Still, for donors, there is the feeling of engagement in a great national contest, isn't there? Contributing a few dollars, or a few thousand dollars – or, if you have billions, its many-millions equivalent – represents a kind of interactivity. You're part of the whole. You signify. You've reached out. You matter.

It's like posting a comment on the internet. And yet, really, how many commenters seem like satisfied and mellow people? Rather, engagement of this sort seems demonstrably an activity of the angry, hostile, begrudging, and dyspeptic. My guess is that what animates an internet commenter is very similar to what compels most campaign contributors to write a check: I give because I'm mad.

Clearly, all campaign advertising strategies are guided by the premise that the negative is a stronger call to action than the positive.

Politics is the province of the unhappy and querulous; perhaps all the more so because, having paid, people feel particularly gypped. (Or having paid, they feel they are entitled to their self-expression.) The manifest disappointment many of Barack Obama's 2008 supporters feel is surely heightened by the fact that, in that great surge of small contributions, they had to pay for the privilege.

But somebody must get something valuable out of this $2bn election, besides the man who gets elected.

This is the point where the analysis of campaign financing may well go seriously astray, seeing the underlying purpose of the $2bn as buying some insidious and indirect influence, instead of looking at exactly who is pocketing the cash and hence promoting the game.

First off, there is the media. Presidential politics has become the difference between profit and loss for many television stations in battlefield states (most of them owned by major media companies). If you look at who has the largest financial interest in maintaining the hostility and partisan divide of modern politics, it is the media business. A curious conflict: the media stokes the fires of political acrimony while directly profiting from it.

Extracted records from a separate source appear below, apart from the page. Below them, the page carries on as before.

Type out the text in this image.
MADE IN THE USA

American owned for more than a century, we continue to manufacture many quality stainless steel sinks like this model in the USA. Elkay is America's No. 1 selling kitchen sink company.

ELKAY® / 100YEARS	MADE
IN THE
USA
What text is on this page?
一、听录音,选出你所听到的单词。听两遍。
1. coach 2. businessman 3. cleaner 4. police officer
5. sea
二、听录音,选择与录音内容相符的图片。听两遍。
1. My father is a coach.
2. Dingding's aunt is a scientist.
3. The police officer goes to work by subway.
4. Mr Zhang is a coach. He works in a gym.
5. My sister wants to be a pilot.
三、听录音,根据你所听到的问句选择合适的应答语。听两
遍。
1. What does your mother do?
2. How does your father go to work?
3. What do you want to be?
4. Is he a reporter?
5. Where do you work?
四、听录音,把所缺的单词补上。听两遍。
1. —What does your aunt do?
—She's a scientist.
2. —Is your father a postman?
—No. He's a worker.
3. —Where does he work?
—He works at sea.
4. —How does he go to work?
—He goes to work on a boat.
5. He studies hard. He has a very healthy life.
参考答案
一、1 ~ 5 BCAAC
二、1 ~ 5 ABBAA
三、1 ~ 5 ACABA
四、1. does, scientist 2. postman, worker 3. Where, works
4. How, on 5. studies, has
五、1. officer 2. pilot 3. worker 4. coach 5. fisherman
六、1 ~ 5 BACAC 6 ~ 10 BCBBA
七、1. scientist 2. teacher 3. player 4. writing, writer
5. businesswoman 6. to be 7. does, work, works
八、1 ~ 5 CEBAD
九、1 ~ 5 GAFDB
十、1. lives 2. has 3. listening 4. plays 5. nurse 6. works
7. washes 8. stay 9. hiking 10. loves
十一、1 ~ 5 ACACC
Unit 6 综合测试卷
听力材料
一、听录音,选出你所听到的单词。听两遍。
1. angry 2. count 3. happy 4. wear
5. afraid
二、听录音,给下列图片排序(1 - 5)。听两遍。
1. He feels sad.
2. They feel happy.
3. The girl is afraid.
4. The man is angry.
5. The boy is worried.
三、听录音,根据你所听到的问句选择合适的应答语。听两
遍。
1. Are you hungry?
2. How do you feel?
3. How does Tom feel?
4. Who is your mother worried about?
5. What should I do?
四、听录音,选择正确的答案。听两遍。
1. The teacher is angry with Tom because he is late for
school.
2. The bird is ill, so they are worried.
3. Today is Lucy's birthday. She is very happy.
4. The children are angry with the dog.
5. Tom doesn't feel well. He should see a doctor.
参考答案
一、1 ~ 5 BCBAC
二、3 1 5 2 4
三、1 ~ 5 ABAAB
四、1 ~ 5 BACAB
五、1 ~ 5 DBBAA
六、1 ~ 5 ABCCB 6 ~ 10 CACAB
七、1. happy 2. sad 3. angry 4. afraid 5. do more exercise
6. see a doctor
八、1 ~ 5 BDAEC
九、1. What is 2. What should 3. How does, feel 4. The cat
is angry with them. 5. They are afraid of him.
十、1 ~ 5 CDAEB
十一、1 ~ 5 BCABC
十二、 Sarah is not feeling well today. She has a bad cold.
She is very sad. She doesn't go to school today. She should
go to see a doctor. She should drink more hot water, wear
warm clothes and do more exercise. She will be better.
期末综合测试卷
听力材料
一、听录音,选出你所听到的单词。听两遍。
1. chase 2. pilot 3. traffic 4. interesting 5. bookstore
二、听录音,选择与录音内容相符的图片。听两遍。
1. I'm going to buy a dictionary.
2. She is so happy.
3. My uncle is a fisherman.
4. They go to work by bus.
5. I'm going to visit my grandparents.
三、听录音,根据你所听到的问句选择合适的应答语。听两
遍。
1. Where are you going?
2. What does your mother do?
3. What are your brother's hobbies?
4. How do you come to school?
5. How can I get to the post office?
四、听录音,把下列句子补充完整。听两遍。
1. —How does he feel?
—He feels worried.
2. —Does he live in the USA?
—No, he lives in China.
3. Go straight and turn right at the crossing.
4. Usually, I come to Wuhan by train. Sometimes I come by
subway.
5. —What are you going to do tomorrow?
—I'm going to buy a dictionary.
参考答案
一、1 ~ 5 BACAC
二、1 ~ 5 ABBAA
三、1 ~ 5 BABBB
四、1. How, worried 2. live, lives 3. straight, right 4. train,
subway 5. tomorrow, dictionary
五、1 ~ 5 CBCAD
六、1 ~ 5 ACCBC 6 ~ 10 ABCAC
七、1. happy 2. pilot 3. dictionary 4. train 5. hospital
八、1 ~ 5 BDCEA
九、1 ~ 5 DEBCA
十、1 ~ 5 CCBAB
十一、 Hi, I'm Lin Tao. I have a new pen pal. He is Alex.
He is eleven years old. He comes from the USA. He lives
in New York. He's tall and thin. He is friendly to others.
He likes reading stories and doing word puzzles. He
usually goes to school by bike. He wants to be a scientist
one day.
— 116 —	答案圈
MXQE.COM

And second, there are the people who buy the media. Standing between the campaign donor and the recipient, there are the people who actually spend all this money. In most instances, they get a cut of it: a percentage of the ad buy (usually between 8% and 15%) goes to them. This is the political operative business: the outside consultants attached to every campaign (at almost every level of politics), and, now as well, the Super Pacs making big media buys around the country. (In other words, the Super Pacs are now very profitable businesses.)

Karl Rove is not helping to run the American Crossroads Super Pac for free. In essence, the people who define the battleground states – the more money that's spent, the greater the contest – and who determine the tone of the campaign, and who set the budget requirements, are the people who most directly benefit from the campaign spend.

Everybody else gets much less than they expected.